Wylesol is sceptical. We've seen the “telework” movie before, he reminds us. For all the alleged cost savings and conveniences, there will always be something deeply unsatisfying about remote work:

the world, not merely the corporation, needs “serendipitous interaction.” It is indispensable to how we choose what to eat and what to wear, to fashion, love, friendship, culture—all that is most valuable and lasting. And all of these spheres of life draw their energy from the tidal movement of cities, movements set by commutes. Frank Lloyd Wright obsessed over the unnatural time-tabling of these diurnal movements, how they confounded the ancient influence of the sun on life. But it was electric light, not the subway or motorcar, that made this influence wane. Shared circumstances can feel communal, not only something that stifles or dehumanizes.
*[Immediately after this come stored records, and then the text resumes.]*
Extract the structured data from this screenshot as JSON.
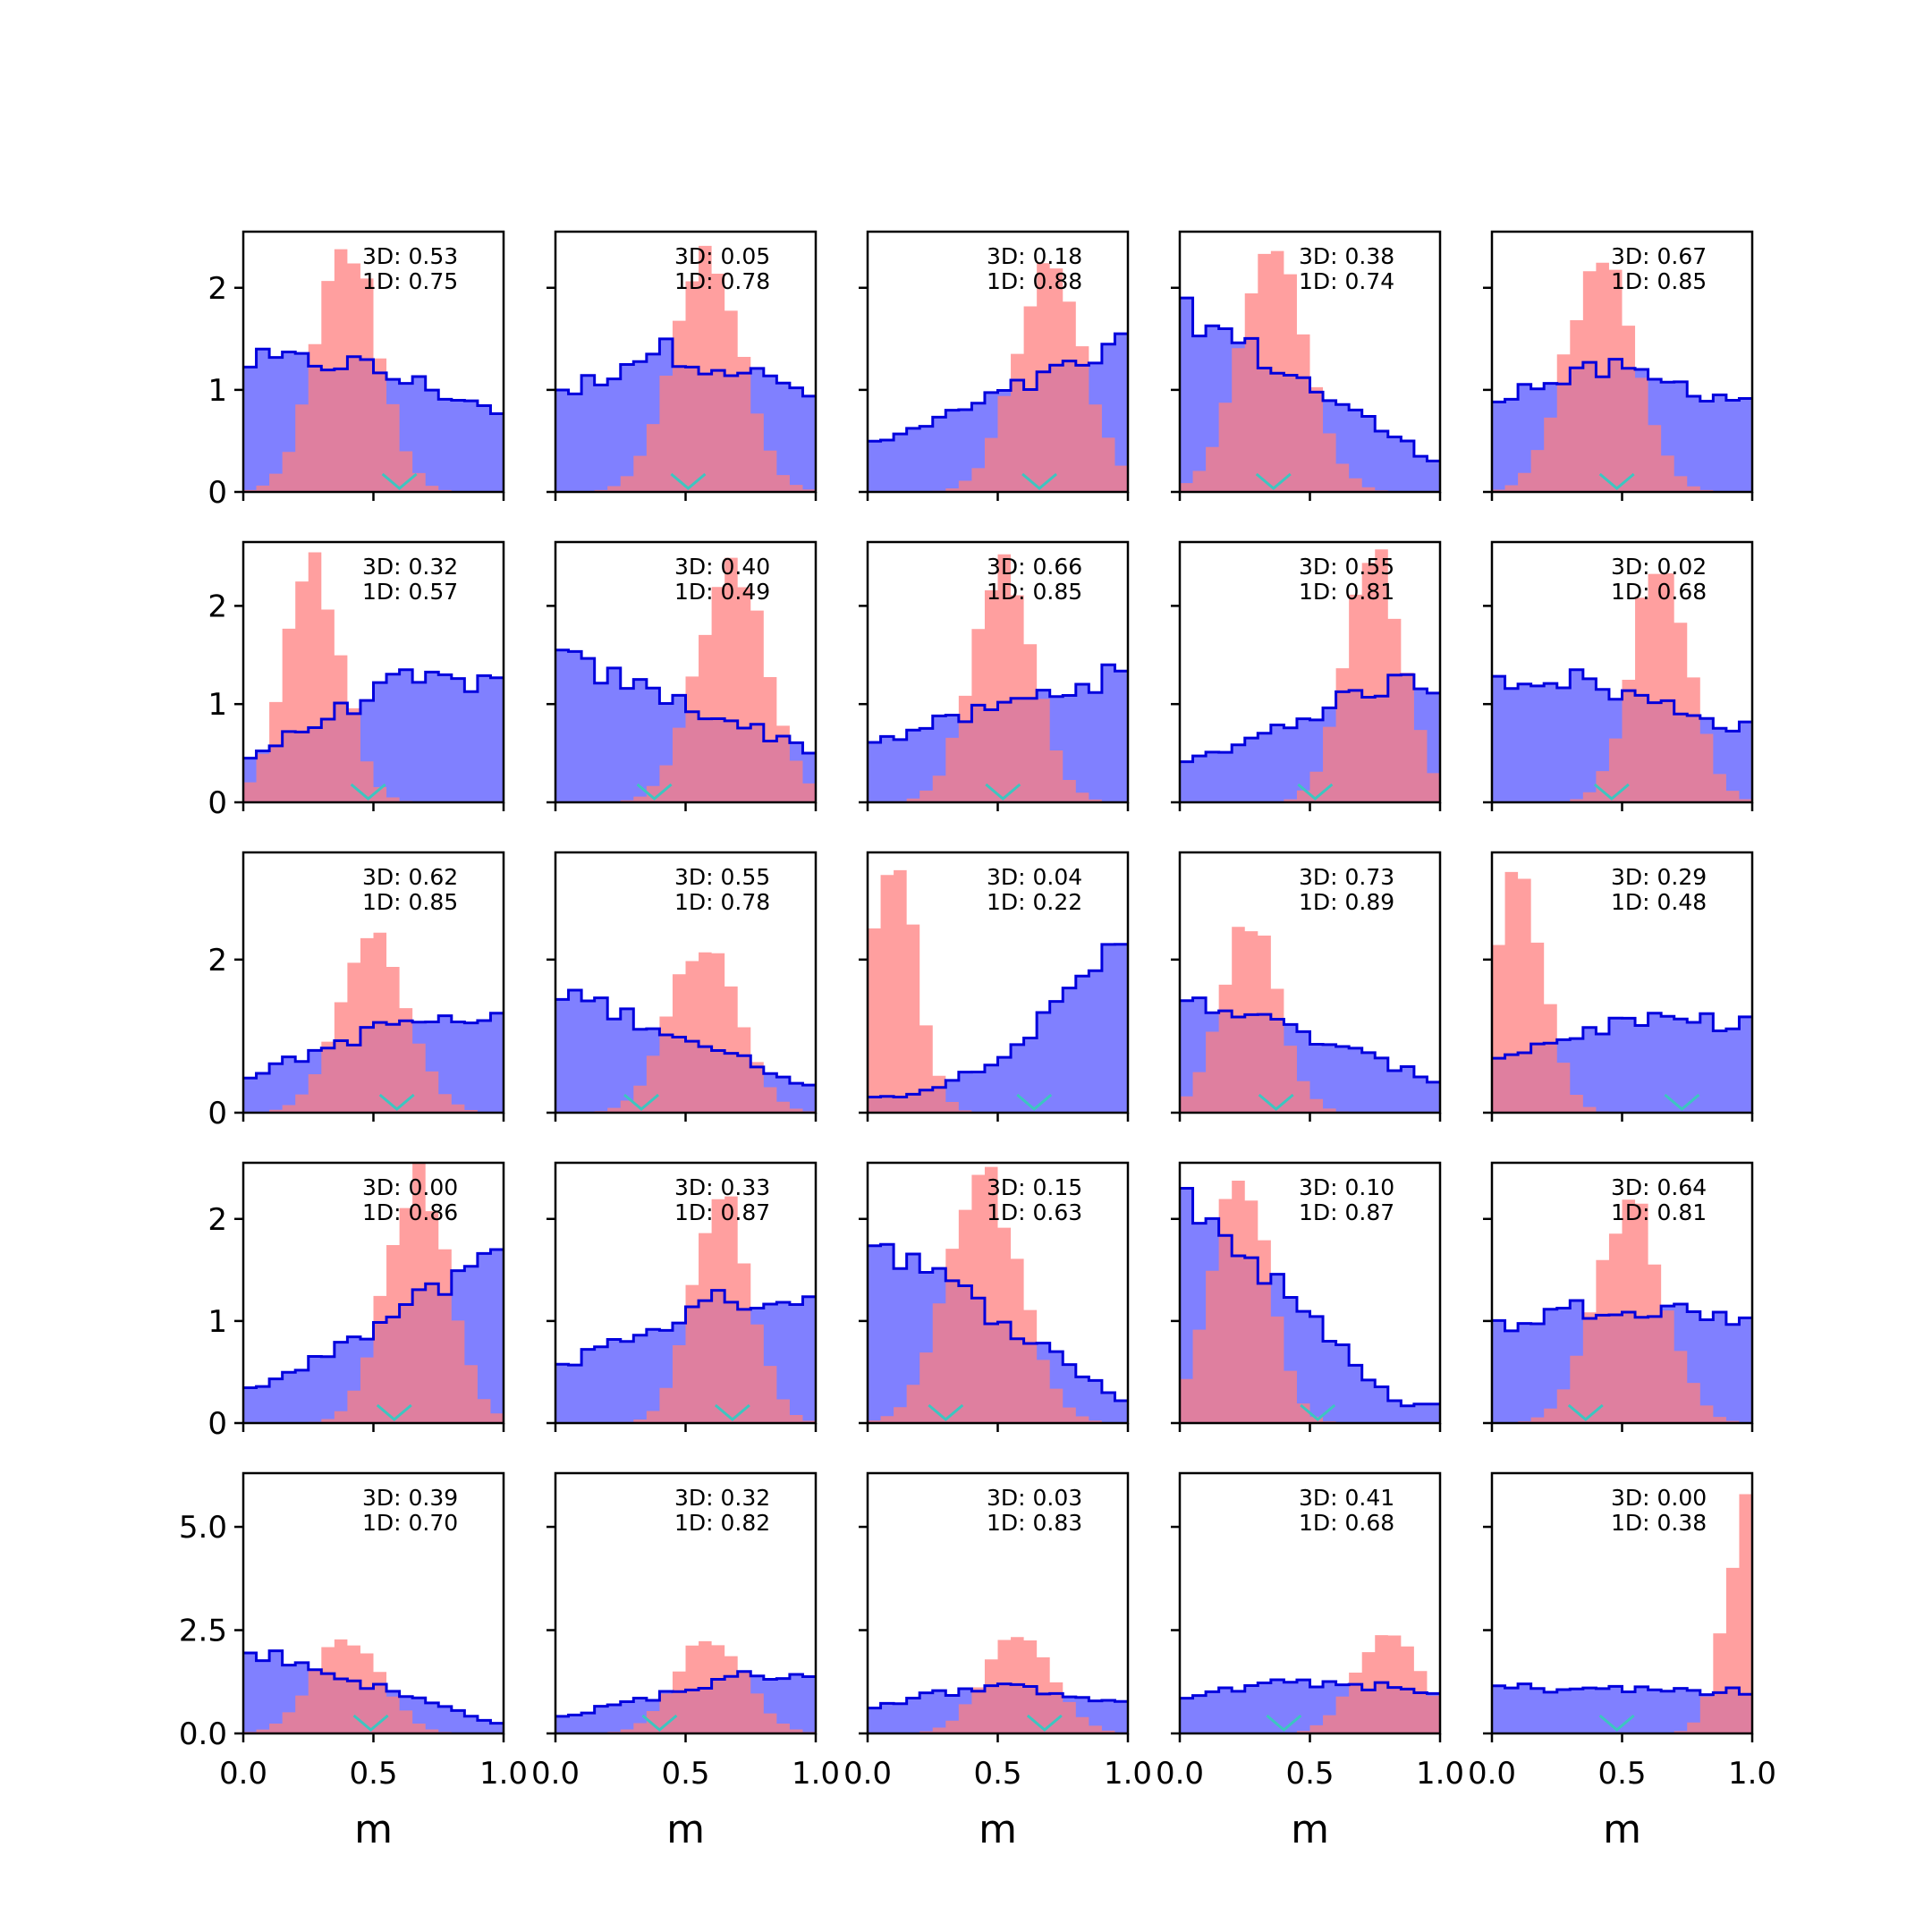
{
  "chart_data": {
    "type": "histogram-grid",
    "rows": 5,
    "cols": 5,
    "xlabel": "m",
    "xlim": [
      0,
      1
    ],
    "xticks": [
      "0.0",
      "0.5",
      "1.0"
    ],
    "row_yaxes": [
      {
        "ylim": [
          0,
          2.55
        ],
        "ticks": [
          0,
          1,
          2
        ],
        "tick_labels": [
          "0",
          "1",
          "2"
        ]
      },
      {
        "ylim": [
          0,
          2.65
        ],
        "ticks": [
          0,
          1,
          2
        ],
        "tick_labels": [
          "0",
          "1",
          "2"
        ]
      },
      {
        "ylim": [
          0,
          3.4
        ],
        "ticks": [
          0,
          2
        ],
        "tick_labels": [
          "0",
          "2"
        ]
      },
      {
        "ylim": [
          0,
          2.55
        ],
        "ticks": [
          0,
          1,
          2
        ],
        "tick_labels": [
          "0",
          "1",
          "2"
        ]
      },
      {
        "ylim": [
          0,
          6.3
        ],
        "ticks": [
          0,
          2.5,
          5
        ],
        "tick_labels": [
          "0.0",
          "2.5",
          "5.0"
        ]
      }
    ],
    "colors": {
      "blue_fill": "#8080ff",
      "blue_edge": "#0000dd",
      "red_fill": "#ff7f7f",
      "marker": "#3cc6c0"
    },
    "panels": [
      {
        "ann1": "3D: 0.53",
        "ann2": "1D: 0.75",
        "marker": 0.6,
        "peak_r": 2.4,
        "peak_b": 1.4
      },
      {
        "ann1": "3D: 0.05",
        "ann2": "1D: 0.78",
        "marker": 0.51,
        "peak_r": 2.35,
        "peak_b": 1.5
      },
      {
        "ann1": "3D: 0.18",
        "ann2": "1D: 0.88",
        "marker": 0.66,
        "peak_r": 2.3,
        "peak_b": 1.55
      },
      {
        "ann1": "3D: 0.38",
        "ann2": "1D: 0.74",
        "marker": 0.36,
        "peak_r": 2.35,
        "peak_b": 1.9
      },
      {
        "ann1": "3D: 0.67",
        "ann2": "1D: 0.85",
        "marker": 0.48,
        "peak_r": 2.35,
        "peak_b": 1.3
      },
      {
        "ann1": "3D: 0.32",
        "ann2": "1D: 0.57",
        "marker": 0.48,
        "peak_r": 2.4,
        "peak_b": 1.35
      },
      {
        "ann1": "3D: 0.40",
        "ann2": "1D: 0.49",
        "marker": 0.38,
        "peak_r": 2.5,
        "peak_b": 1.55
      },
      {
        "ann1": "3D: 0.66",
        "ann2": "1D: 0.85",
        "marker": 0.52,
        "peak_r": 2.35,
        "peak_b": 1.4
      },
      {
        "ann1": "3D: 0.55",
        "ann2": "1D: 0.81",
        "marker": 0.52,
        "peak_r": 2.55,
        "peak_b": 1.3
      },
      {
        "ann1": "3D: 0.02",
        "ann2": "1D: 0.68",
        "marker": 0.46,
        "peak_r": 2.5,
        "peak_b": 1.35
      },
      {
        "ann1": "3D: 0.62",
        "ann2": "1D: 0.85",
        "marker": 0.59,
        "peak_r": 2.3,
        "peak_b": 1.3
      },
      {
        "ann1": "3D: 0.55",
        "ann2": "1D: 0.78",
        "marker": 0.33,
        "peak_r": 2.2,
        "peak_b": 1.6
      },
      {
        "ann1": "3D: 0.04",
        "ann2": "1D: 0.22",
        "marker": 0.64,
        "peak_r": 3.25,
        "peak_b": 2.2
      },
      {
        "ann1": "3D: 0.73",
        "ann2": "1D: 0.89",
        "marker": 0.37,
        "peak_r": 2.5,
        "peak_b": 1.5
      },
      {
        "ann1": "3D: 0.29",
        "ann2": "1D: 0.48",
        "marker": 0.73,
        "peak_r": 3.05,
        "peak_b": 1.3
      },
      {
        "ann1": "3D: 0.00",
        "ann2": "1D: 0.86",
        "marker": 0.58,
        "peak_r": 2.4,
        "peak_b": 1.7
      },
      {
        "ann1": "3D: 0.33",
        "ann2": "1D: 0.87",
        "marker": 0.68,
        "peak_r": 2.2,
        "peak_b": 1.3
      },
      {
        "ann1": "3D: 0.15",
        "ann2": "1D: 0.63",
        "marker": 0.3,
        "peak_r": 2.4,
        "peak_b": 1.75
      },
      {
        "ann1": "3D: 0.10",
        "ann2": "1D: 0.87",
        "marker": 0.53,
        "peak_r": 2.45,
        "peak_b": 2.3
      },
      {
        "ann1": "3D: 0.64",
        "ann2": "1D: 0.81",
        "marker": 0.36,
        "peak_r": 2.2,
        "peak_b": 1.2
      },
      {
        "ann1": "3D: 0.39",
        "ann2": "1D: 0.70",
        "marker": 0.49,
        "peak_r": 2.3,
        "peak_b": 2.0
      },
      {
        "ann1": "3D: 0.32",
        "ann2": "1D: 0.82",
        "marker": 0.4,
        "peak_r": 2.35,
        "peak_b": 1.5
      },
      {
        "ann1": "3D: 0.03",
        "ann2": "1D: 0.83",
        "marker": 0.68,
        "peak_r": 2.3,
        "peak_b": 1.2
      },
      {
        "ann1": "3D: 0.41",
        "ann2": "1D: 0.68",
        "marker": 0.4,
        "peak_r": 2.55,
        "peak_b": 1.3
      },
      {
        "ann1": "3D: 0.00",
        "ann2": "1D: 0.38",
        "marker": 0.48,
        "peak_r": 5.95,
        "peak_b": 1.2
      }
    ]
  }
}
For those interested in this last throwaway line, I highly recommend Jonathan Crary's 24/7: terminal capitalism and the ends of sleep. I don't know I agree with Wylesol that “fashion” should be included in “all that is most valuable and lasting”. I mean, by definition, it's not lasting. Graham Lee, in Your place or mine?, present a different, more cynical view. The people who own the biggest corporations can't bear to see their perpetual motion machine stop:

The ultra-rich are the people who own the office complexes in London and Zurich. They rent 60% of the space out as modern, luxurious work spaces; 30% as chic eateries and after-work bars; and the remaining 10% as artisanal bean-to-cup coffee experiences.

These people need bums on office chairs, because those bums pop out to Pret for a sandwich at lunchtime, Costa for a latte in their edgy walking meeting, and Wetherspoons for a pint before picking their car up from the valet and filling up with petrol before heading out to the motorway. Every one of those businesses is on their property, every one of them is paying ground rent, and they need you to go back to work so that ecosystem continues to turn a profit.

Enjoy heading back to the office this week.